The NBA bracket’s final round features two dynasties fresh in our minds — a Golden State Warriors group that crumbled this season and the Chicago Bulls outfit chronicled in the forthcoming Michael Jordan documentary — pitting the game’s greatest player ever against its greatest collection of talent.
The semifinals produced some fascinating results. The 2017 Warriors received 53 percent of the vote in a narrow win over the 1972 Los Angeles Lakers. Recency bias could have sent the Warriors breezing into the finals, but a likely combination of the vast L.A. faithful and a healthy respect for Jerry West and Wilt Chamberlain kept it close. On the other side of the bracket, the 1996 Bulls trounced a loaded 1986 Boston Celtics squad, receiving three quarters of the vote. The Jordan mystique is a powerful thing.
Steve Kerr is the tether between the two teams. While some of his former teammates on the 72-win Bulls believe they would have thrashed the 73-win Warriors, Kerr was kinder to the team he now coaches. “I believe it would hinge on a step-back Steph Curry 3 over Michael Jordan at the buzzer,” he told ESPN.com. “And we'll never know if it goes in or not.” Oh, and those Warriors added Kevin Durant.

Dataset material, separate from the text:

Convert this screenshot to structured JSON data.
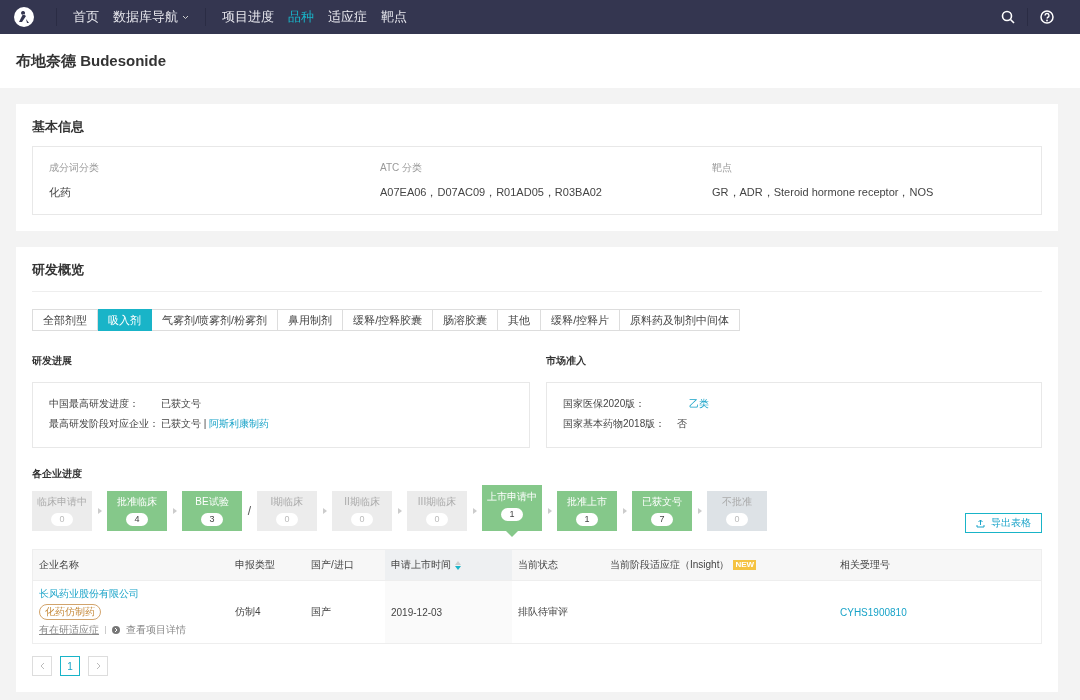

2017 Golden State Warriors vs. 1996 Chicago Bulls
No. 1: 2017 Warriors
Best playoff record in NBA history (16-1).
Seventh-best regular-season record ever (67-15).
Started four All-Stars and two MVPs.
The Warriors played without hand checking and with the ability to employ zone defensive principles, and they perfected the evolution of both, spacing the floor with an array of legendary shooters and shrinking it defensively with a swarming defense that switched everything. With Durant, Curry and Klay Thompson bombarding opponents in an attack facilitated by defensive stalwarts Andre Iguodala and Draymond Green, the Warriors submitted the best offensive rating in NBA history and the league’s second-best defense in 2017, dominating the one player in Jordan’s stratosphere, LeBron James, en route to the title.
No. 3: 1996 Bulls
Fourth of six championships in eight seasons.
Highest net rating in NBA history (13.4 points per 100 possessions).
Set regular-season record of 72 wins that stood for 21 years.
As brilliant as Golden State’s offense was, Jordan’s Bulls were only a tick behind despite attempting 1,200 fewer 3-pointers on the season. Their defense was every bit as capable of swarming and switching, and finished a hair better statistically than the Warriors. Both teams had multiple defensive options to throw at Jordan and the Splash Brothers, not that any would succeed in shutting them down. Scottie Pippen would probably be preoccupied with Durant, leaving Toni Kukoc to hide on Iguodala and an epic battle of aggravation between Green and Dennis Rodman. Matchups do not get better than this.